次に、ランタイム環境とメモリ管理の観点からも革新が必要になる。C++は手動メモリ管理を用いるが、これは開発者に大きな負担を強いる。もし新しい言語がC++以上の速度を達成しつつ、安全なメモリ管理を提供できるとすれば、それは大きな進歩だ。例えば、ガベージコレクション(GC)は自動メモリ管理の代表的な技術だが、C++を超える速度を目指すならば、GCによる一時停止時間を極限まで減らす、あるいは完全に予測不可能な停止をなくすような、革新的なGCアルゴリズムが必要になる。あるいは、特定のデータパターンにおいてC++の手動管理よりも効率的なメモリ配置やアクセスパターンを言語レベルで強制し、キャッシュメモリの利用効率を最大化するような設計も考えられる。

さらに、ハードウェアとの協調も重要な要素である。現代のコンピュータはマルチコアCPUが一般的であり、GPUのような特殊なプロセッサも計算に用いられる。C++を超える速度の言語は、これらのハードウェア資源をより効率的に、かつ自動的に活用できるようなメカニズムを言語レベルで提供する必要がある。例えば、並列処理や並行処理を記述する際に、プログラマーが細かくスレッド管理を行うのではなく、言語が自動的にタスクを並列化し、複数のコアに分散させるような仕組みは、現代のハードウェア性能を最大限に引き出す上で不可欠となる。また、CPUが持つSIMD(Single Instruction, Multiple Data)命令のような特定の高速化機能を、プログラマーが意識することなく、コンパイラが自動的に利用できるような言語設計も考えられる。これは、画像処理や科学技術計算など、大量のデータを一度に処理するタスクにおいて特に大きな速度向上をもたらす可能性がある。

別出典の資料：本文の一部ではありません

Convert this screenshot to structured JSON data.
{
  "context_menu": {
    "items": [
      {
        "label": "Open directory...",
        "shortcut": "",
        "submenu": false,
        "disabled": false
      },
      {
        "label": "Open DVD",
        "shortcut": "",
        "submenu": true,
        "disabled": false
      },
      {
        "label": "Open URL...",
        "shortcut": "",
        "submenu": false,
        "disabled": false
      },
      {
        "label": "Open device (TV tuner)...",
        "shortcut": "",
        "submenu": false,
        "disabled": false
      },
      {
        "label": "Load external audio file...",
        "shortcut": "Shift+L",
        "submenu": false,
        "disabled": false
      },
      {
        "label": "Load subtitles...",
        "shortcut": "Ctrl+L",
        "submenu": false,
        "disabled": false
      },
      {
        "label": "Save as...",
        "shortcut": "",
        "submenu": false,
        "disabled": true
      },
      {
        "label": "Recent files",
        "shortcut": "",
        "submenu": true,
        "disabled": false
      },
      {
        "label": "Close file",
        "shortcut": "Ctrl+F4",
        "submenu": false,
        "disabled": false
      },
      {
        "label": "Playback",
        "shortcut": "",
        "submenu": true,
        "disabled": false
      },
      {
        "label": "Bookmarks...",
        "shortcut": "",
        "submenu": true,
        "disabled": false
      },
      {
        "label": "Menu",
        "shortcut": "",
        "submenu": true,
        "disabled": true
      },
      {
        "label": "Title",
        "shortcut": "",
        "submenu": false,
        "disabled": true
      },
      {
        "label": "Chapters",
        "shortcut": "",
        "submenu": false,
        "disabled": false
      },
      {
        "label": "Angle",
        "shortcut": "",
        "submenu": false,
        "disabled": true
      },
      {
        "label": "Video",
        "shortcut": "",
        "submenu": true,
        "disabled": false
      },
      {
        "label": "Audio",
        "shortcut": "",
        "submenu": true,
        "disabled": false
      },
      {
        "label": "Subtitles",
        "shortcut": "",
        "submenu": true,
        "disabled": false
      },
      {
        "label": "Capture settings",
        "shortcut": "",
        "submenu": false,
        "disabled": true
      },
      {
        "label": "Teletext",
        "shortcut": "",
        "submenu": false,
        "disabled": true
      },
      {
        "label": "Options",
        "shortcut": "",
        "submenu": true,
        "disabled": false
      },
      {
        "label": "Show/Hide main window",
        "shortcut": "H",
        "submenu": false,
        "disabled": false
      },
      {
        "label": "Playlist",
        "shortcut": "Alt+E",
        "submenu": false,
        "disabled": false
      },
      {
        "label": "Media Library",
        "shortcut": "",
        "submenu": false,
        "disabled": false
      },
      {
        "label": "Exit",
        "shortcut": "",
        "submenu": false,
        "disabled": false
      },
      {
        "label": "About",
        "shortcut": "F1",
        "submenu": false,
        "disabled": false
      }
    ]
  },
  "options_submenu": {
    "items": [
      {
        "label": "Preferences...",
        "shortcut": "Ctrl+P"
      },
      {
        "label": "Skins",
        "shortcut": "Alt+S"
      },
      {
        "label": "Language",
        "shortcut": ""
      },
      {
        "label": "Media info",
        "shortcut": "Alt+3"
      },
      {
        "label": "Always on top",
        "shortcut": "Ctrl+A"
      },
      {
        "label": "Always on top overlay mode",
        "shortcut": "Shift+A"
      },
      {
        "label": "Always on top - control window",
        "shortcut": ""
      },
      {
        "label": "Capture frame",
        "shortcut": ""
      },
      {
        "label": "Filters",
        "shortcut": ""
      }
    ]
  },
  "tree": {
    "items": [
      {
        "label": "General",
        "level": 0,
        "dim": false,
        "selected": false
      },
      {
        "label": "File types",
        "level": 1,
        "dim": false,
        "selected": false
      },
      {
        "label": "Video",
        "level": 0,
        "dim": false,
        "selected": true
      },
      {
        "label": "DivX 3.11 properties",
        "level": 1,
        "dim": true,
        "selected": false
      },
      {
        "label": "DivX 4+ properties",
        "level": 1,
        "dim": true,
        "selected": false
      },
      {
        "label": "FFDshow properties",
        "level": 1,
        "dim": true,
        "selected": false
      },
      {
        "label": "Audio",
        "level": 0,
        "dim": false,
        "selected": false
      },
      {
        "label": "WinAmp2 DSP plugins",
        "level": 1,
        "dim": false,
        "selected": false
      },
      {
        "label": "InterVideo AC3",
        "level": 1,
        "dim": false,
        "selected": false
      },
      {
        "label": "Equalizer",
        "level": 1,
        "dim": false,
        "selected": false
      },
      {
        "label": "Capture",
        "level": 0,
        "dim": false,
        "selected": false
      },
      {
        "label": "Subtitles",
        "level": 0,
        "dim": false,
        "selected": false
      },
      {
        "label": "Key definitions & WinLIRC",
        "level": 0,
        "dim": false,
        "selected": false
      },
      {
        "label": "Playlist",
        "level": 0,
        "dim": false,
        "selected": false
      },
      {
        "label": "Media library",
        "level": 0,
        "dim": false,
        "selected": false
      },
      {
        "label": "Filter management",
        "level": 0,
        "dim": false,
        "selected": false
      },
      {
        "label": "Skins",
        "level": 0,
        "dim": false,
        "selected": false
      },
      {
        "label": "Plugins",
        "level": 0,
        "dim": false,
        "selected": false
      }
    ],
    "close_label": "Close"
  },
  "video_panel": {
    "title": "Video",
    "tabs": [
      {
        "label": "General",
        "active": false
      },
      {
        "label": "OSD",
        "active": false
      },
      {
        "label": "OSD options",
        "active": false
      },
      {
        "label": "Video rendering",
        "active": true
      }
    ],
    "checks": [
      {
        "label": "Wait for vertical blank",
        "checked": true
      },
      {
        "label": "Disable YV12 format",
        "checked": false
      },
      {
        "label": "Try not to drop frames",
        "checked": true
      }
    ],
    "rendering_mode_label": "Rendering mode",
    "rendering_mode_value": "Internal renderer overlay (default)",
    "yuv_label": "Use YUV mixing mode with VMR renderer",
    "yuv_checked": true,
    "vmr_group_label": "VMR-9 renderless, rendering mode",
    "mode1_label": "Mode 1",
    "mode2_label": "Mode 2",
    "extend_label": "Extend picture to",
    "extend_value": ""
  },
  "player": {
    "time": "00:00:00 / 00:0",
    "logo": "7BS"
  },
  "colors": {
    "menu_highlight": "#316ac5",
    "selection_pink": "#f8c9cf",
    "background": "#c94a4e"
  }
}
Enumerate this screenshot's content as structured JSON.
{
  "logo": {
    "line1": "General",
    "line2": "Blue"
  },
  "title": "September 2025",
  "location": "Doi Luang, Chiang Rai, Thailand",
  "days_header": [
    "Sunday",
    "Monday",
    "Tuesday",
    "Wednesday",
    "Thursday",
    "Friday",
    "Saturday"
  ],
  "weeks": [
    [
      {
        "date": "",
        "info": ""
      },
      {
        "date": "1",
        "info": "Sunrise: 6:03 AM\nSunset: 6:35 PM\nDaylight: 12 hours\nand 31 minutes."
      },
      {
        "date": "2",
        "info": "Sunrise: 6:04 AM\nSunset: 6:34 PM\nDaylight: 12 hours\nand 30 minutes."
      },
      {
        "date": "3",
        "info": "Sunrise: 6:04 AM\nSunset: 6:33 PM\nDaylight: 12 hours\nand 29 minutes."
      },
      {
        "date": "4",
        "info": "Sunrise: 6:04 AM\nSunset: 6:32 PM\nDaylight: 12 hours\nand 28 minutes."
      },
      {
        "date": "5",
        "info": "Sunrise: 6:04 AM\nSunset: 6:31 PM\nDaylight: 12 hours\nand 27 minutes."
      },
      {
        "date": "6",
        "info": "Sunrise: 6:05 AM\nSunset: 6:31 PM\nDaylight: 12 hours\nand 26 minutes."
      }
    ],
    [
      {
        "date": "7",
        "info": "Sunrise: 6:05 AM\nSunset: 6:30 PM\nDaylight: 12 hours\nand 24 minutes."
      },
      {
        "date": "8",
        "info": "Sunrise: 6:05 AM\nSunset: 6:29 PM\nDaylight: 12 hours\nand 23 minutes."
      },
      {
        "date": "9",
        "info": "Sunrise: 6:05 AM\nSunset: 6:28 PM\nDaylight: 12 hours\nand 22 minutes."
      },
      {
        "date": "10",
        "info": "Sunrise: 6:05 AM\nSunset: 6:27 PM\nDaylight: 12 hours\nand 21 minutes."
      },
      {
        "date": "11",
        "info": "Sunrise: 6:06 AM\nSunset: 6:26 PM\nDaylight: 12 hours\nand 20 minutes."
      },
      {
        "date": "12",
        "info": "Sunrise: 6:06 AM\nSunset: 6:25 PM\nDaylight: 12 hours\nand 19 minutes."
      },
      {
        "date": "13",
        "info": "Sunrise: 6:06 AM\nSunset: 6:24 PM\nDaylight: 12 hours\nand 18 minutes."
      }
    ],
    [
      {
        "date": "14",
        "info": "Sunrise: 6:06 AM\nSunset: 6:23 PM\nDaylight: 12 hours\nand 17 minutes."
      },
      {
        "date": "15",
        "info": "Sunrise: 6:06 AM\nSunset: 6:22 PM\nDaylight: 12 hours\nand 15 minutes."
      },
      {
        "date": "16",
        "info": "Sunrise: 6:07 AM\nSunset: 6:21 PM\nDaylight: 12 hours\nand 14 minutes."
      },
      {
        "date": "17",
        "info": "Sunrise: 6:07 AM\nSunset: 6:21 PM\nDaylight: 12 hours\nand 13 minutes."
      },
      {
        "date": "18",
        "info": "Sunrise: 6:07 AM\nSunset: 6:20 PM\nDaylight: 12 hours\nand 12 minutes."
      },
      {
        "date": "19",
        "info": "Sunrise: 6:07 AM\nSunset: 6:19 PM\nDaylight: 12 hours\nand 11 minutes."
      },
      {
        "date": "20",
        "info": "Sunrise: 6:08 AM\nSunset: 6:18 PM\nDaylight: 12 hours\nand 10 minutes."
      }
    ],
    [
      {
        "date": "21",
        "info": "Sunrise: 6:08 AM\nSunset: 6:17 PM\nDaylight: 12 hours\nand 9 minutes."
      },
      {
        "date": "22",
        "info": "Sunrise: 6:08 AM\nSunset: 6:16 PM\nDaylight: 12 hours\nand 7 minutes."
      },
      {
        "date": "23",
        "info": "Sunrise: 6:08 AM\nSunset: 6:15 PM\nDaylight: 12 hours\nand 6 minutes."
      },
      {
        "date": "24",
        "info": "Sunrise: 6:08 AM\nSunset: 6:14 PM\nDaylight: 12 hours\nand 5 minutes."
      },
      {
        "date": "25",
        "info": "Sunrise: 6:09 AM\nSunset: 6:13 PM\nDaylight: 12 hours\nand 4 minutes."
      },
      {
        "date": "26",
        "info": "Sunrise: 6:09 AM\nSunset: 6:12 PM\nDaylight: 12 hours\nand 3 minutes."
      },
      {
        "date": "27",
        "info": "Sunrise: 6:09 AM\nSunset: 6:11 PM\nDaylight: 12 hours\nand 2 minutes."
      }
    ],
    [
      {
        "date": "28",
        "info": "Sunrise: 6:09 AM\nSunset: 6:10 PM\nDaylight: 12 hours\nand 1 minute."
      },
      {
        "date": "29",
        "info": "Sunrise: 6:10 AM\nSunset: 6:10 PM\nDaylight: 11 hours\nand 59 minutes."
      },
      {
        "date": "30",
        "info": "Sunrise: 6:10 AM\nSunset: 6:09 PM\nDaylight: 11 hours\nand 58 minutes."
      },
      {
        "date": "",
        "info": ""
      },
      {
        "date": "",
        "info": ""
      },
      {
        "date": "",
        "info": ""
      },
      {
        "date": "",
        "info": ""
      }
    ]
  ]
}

また、「数倍速い」という目標は、特定のドメインに特化した言語という文脈で達成される可能性も高い。汎用的なC++はあらゆるタスクに対応できるよう設計されているが、もし特定の計算モデル(例:関数型プログラミング、データフロープログラミング)や特定のアプリケーション領域(例:機械学習、リアルタイムシステム)に特化して言語を設計すれば、その領域でのC++をはるかに超えるパフォーマンスを発揮できるかもしれない。これは、そのドメインの特性を最大限に活かした最適化をコンパイラやランタイムに組み込めるためである。

まとめると、C++よりも数倍速いプログラミング言語を「発明」することは、単に新しい文法を作るだけではなく、コンパイラが生成する機械語の効率性、ランタイムのオーバーヘッド、メモリ管理の方式、そして現代のマルチコア・異種プロセッサ環境といった、コンピュータシステムのあらゆる層にわたる深い理解と革新を要求する壮大な挑戦である。それは、既存のプログラミングパラダイムを打ち破り、ハードウェアの限界を押し広げるような、全く新しい計算モデルや最適化手法を提案する試みとなる可能性を秘めている。このような議論は、システムエンジニアを目指す皆さんにとって、プログラミング言語がどのように動作し、なぜ特定の言語が速いのか、そしてコンピュータのパフォーマンスがどのような要素によって決まるのかを深く学ぶ良い機会となるだろう。